Des secouristes aident un homme à respirer à travers un masque à oxygène, suite à une attaque chimique présumée à Jesreen, dans la banlieue de Damas (Syrie), le 21 août 2013.

© 2013 Reuters

(New York, le 28 août 2013) – À la suite des attaques présumées aux armes chimiques perpétrées le 21 août 2013 dans la Ghouta orientale et la Ghouta occidentale en périphérie de Damas, les États-Unis, la Grande-Bretagne, la France et d’autres pays évaluent les options en matière d’intervention militaire en Syrie.

Human Rights Watch ne prend pas position en faveur ou contre cette intervention, mais toute intervention armée devrait être jugée au regard de la protection qu’elle offrirait à tous les civils syriens contre de nouvelles atrocités.

« Les opérations militaires menées au nom du respect d’une norme humanitaire élémentaire – on ne gaze pas des enfants dans leur sommeil – seront mesurées à l’aune de leur efficacité pour protéger tous les civils syriens contre de nouvelles attaques illégales, chimiques ou conventionnelles », a souligné Kenneth Roth, directeur exécutif de Human Rights Watch.

Si intervention militaire il y a, toutes les parties belligérantes sont tenues d’adhérer strictement aux lois de la guerre. Ces lois interdisent les attaques délibérées contre les civils, les attaques qui ne font pas de distinction entre civils et combattants, et les attaques qui causent un préjudice disproportionné aux civils au regard du gain militaire escompté. Aucune arme interdite ne devrait être utilisée, telle que des armes à sous-munitions ou des mines terrestres antipersonnel.Les parties sont tenues de prendre toutes les précautions pratiquement possibles pour réduire au minimum les dommages causés à la population civile et veiller à ce que les civils ne fassent pas l’objet d’attaques, et éviter de déployer des forces dans des zones à forte densité de population. La fourniture d’armes et de matériel à des forces armées nationales ou des groupes armés non étatiques connus pour avoir commis des  exactions généralisées peut rendre une partie complice desdites exactions.

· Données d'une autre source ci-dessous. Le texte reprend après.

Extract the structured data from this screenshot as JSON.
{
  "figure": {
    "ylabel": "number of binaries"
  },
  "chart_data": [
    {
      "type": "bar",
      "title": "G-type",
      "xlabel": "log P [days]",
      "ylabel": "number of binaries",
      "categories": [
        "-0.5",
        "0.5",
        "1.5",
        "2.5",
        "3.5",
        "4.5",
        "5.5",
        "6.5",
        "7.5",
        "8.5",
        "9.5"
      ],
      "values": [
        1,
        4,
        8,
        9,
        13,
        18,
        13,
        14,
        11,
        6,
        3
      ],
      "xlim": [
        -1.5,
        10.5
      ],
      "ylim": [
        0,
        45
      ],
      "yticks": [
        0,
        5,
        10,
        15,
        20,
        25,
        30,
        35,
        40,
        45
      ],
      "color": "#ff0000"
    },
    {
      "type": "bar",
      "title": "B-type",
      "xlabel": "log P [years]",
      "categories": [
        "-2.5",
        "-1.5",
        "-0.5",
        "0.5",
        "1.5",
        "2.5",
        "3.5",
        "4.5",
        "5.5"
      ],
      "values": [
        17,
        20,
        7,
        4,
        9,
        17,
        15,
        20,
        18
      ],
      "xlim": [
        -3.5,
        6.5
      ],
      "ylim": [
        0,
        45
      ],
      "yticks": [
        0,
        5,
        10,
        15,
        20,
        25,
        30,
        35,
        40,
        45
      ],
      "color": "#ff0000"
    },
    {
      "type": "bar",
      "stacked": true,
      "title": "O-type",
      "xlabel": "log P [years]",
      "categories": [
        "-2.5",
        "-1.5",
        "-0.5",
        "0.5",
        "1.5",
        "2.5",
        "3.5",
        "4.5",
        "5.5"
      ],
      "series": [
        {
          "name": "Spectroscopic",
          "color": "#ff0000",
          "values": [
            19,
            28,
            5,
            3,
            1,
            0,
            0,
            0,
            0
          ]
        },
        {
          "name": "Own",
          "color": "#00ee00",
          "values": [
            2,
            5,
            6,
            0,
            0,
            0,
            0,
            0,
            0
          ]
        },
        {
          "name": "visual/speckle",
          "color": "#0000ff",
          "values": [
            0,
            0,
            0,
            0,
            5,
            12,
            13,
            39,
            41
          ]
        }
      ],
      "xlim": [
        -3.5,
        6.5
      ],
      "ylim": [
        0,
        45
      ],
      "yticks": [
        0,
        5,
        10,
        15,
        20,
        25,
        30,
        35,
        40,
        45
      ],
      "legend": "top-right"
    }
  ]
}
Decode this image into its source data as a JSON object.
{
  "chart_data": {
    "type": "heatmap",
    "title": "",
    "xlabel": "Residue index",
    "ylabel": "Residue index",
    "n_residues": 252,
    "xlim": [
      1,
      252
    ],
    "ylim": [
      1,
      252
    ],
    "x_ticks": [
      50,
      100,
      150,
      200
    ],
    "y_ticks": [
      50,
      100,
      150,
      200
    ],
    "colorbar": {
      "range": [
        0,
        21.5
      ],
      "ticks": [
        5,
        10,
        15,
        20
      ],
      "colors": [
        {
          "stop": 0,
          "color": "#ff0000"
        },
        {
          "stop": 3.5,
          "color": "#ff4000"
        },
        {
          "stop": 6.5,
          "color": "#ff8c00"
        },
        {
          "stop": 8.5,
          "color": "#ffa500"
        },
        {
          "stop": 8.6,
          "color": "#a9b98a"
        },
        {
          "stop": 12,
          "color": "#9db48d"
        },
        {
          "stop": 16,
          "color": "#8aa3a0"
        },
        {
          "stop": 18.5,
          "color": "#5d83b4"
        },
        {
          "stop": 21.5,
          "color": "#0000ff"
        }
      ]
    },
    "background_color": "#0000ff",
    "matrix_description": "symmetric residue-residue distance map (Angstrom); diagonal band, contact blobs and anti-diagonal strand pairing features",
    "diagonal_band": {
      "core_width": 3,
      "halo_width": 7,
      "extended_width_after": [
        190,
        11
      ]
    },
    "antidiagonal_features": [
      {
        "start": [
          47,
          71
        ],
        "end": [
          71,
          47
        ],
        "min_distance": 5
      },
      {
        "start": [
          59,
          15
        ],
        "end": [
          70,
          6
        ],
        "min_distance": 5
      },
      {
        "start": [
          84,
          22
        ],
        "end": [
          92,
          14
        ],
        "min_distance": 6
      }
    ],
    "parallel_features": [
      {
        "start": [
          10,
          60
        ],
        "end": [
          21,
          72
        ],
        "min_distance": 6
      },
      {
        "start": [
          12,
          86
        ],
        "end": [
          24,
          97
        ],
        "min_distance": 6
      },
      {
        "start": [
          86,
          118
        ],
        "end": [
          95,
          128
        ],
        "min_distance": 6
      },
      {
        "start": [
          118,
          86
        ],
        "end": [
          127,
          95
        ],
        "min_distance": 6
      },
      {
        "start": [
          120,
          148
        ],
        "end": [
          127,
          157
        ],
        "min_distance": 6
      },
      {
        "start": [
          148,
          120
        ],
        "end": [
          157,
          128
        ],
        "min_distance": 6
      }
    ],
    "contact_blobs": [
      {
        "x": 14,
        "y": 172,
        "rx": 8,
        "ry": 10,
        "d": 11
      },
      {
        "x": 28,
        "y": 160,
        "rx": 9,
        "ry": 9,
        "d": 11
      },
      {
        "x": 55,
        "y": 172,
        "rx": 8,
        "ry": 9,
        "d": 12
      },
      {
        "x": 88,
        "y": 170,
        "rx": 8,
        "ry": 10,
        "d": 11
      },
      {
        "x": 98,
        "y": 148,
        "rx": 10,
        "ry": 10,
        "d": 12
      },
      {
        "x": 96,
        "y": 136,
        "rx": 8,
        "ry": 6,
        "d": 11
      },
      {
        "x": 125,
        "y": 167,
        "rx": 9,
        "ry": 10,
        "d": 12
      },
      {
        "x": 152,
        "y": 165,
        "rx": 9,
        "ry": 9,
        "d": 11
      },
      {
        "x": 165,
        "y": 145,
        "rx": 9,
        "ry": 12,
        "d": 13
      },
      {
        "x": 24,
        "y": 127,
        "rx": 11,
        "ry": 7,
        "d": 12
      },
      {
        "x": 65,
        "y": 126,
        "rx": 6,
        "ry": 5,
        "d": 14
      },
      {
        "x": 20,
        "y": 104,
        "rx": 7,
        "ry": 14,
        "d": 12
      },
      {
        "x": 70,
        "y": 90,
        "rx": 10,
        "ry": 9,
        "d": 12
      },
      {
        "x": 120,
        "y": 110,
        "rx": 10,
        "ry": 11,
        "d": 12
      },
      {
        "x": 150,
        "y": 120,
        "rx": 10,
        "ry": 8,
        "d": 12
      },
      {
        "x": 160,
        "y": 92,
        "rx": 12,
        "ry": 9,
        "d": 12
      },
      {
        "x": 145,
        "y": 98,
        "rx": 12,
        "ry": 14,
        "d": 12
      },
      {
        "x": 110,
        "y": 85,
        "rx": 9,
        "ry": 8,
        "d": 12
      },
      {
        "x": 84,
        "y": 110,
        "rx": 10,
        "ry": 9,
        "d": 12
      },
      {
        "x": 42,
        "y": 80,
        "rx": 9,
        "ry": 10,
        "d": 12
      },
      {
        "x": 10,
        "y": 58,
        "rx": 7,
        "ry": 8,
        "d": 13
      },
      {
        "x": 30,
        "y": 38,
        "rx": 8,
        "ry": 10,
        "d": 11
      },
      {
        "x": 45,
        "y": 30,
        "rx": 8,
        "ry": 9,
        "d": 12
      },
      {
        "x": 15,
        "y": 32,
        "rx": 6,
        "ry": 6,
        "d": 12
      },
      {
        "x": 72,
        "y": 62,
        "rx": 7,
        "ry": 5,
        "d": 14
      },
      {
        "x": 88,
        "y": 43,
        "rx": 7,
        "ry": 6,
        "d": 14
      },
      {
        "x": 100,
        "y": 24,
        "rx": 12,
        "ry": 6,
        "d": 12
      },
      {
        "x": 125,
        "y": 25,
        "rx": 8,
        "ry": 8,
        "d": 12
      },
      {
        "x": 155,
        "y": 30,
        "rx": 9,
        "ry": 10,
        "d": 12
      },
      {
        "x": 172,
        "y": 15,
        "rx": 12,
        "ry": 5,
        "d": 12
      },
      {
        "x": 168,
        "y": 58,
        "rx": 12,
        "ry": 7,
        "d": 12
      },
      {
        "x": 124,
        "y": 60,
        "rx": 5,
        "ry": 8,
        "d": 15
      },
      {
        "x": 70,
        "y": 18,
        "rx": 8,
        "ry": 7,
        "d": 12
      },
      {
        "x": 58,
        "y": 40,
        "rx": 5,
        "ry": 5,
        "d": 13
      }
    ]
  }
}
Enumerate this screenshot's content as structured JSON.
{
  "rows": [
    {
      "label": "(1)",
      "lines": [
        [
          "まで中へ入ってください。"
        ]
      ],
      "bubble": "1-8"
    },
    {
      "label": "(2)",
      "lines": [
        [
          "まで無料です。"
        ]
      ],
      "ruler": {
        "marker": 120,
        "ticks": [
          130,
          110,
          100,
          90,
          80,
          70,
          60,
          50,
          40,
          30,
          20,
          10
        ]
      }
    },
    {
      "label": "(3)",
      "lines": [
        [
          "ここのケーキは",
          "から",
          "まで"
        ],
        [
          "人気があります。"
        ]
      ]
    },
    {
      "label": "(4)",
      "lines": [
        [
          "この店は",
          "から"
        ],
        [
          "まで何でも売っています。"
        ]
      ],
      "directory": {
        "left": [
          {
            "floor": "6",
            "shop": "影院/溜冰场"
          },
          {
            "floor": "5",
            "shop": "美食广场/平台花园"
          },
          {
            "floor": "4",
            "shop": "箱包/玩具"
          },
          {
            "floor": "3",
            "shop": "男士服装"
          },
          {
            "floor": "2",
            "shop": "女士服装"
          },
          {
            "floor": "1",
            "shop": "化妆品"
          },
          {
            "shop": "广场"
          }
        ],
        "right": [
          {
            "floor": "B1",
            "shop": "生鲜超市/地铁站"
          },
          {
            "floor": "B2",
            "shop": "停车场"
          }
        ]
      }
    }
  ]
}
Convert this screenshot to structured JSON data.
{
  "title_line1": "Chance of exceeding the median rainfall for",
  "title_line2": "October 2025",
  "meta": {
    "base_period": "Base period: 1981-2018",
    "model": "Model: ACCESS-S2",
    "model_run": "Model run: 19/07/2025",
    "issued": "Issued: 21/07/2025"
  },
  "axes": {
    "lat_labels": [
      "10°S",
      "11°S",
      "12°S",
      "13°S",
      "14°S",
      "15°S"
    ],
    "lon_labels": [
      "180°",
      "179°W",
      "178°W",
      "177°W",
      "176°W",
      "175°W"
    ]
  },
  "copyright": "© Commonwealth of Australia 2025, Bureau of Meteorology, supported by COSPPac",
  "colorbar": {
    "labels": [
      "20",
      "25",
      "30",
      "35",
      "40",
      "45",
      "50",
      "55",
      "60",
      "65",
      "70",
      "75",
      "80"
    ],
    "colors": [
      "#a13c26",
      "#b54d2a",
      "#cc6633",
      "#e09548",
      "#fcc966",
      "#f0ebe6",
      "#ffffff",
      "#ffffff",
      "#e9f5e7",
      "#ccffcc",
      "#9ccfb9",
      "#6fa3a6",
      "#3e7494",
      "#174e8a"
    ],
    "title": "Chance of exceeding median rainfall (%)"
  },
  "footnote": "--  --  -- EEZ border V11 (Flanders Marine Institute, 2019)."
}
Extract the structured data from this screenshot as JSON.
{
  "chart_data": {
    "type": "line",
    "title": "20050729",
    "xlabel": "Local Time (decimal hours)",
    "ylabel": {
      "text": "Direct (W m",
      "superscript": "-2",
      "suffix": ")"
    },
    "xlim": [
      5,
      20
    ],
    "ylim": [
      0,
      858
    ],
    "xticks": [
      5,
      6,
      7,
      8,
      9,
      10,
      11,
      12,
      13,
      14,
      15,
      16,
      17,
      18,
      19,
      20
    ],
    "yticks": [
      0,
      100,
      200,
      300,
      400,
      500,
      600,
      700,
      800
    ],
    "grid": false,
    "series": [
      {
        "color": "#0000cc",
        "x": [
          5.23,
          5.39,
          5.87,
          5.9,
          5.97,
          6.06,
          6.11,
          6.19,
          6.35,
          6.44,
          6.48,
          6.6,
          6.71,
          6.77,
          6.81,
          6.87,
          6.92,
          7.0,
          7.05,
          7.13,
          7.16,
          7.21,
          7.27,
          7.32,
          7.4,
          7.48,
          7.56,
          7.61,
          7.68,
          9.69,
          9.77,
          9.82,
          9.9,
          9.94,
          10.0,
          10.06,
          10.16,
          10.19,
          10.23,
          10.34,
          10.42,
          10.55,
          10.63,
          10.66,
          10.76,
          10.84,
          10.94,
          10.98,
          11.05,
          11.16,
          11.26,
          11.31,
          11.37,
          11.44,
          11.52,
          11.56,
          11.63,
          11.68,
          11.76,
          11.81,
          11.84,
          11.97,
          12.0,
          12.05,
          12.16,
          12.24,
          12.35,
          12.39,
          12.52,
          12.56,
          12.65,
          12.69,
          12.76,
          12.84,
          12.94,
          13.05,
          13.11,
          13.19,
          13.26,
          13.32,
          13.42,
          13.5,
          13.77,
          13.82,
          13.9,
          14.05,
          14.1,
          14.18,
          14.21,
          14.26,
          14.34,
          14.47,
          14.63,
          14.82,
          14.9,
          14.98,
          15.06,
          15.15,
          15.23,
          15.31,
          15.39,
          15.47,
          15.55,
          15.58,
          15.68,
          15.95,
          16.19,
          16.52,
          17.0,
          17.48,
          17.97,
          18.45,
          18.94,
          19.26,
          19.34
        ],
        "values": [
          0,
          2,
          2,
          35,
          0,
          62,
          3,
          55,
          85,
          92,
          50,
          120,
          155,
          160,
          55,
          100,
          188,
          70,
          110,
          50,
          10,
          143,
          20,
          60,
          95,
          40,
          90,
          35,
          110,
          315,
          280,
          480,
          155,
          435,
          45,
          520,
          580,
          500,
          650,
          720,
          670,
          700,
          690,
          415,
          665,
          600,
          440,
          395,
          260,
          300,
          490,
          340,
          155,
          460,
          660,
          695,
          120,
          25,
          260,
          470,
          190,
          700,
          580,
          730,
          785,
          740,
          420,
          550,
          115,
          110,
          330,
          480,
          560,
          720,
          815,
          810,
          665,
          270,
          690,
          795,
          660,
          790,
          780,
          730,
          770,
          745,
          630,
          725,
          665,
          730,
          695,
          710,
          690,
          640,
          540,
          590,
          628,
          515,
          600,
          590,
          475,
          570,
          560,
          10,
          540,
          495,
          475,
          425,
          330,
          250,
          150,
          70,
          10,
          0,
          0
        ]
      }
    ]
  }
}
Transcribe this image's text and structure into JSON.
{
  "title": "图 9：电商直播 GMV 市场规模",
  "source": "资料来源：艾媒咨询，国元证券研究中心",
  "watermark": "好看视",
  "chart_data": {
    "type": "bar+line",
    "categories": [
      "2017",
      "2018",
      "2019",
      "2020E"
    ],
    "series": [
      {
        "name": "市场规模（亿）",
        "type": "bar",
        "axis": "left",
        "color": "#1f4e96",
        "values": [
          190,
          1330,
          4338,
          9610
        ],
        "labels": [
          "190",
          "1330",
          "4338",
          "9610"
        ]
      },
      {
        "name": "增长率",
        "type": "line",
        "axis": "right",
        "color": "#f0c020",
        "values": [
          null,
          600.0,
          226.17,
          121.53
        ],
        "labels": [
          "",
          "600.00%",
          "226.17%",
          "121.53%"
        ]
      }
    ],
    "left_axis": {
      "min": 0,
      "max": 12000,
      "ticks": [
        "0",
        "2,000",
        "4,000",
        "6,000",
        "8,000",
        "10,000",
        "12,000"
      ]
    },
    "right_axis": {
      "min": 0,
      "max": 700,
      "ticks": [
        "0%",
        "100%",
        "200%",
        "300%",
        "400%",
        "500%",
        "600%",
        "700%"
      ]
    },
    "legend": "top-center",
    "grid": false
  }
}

Les parties engagées dans des opérations militaires devraient prendre en compte les besoins humanitaires supplémentaires créés par ces opérations et elles devraient élaborer un plan détaillé pour répondre à ces besoins. Compte tenu de l’insuffisance de l’aide humanitaire fournie uniquement avec la permission du gouvernement syrien, les efforts visant à apporter une aide transfrontalière devraient être intensifiés de façon considérable, que la Syrie donne ou non son assentiment. Toutes les parties au conflit sont tenues de permettre aux secours humanitaires d’atteindre les populations civiles en danger.

Depuis plus de deux ans, le Conseil de sécurité des Nations Unies est paralysé sur la question syrienne et se montre incapable de contribuer à endiguer les atrocités en raison des vetos répétés de la Russie et de la Chine. Mise à part toute intervention militaire, le Conseil de sécurité devrait déférer la situation en Syrie à la Cour pénale internationale afin que les individus impliqués dans les violations graves du droit international puissent être poursuivis comme il convient, et il devrait mettre en œuvre des sanctions ciblées à l’encontre de ces individus.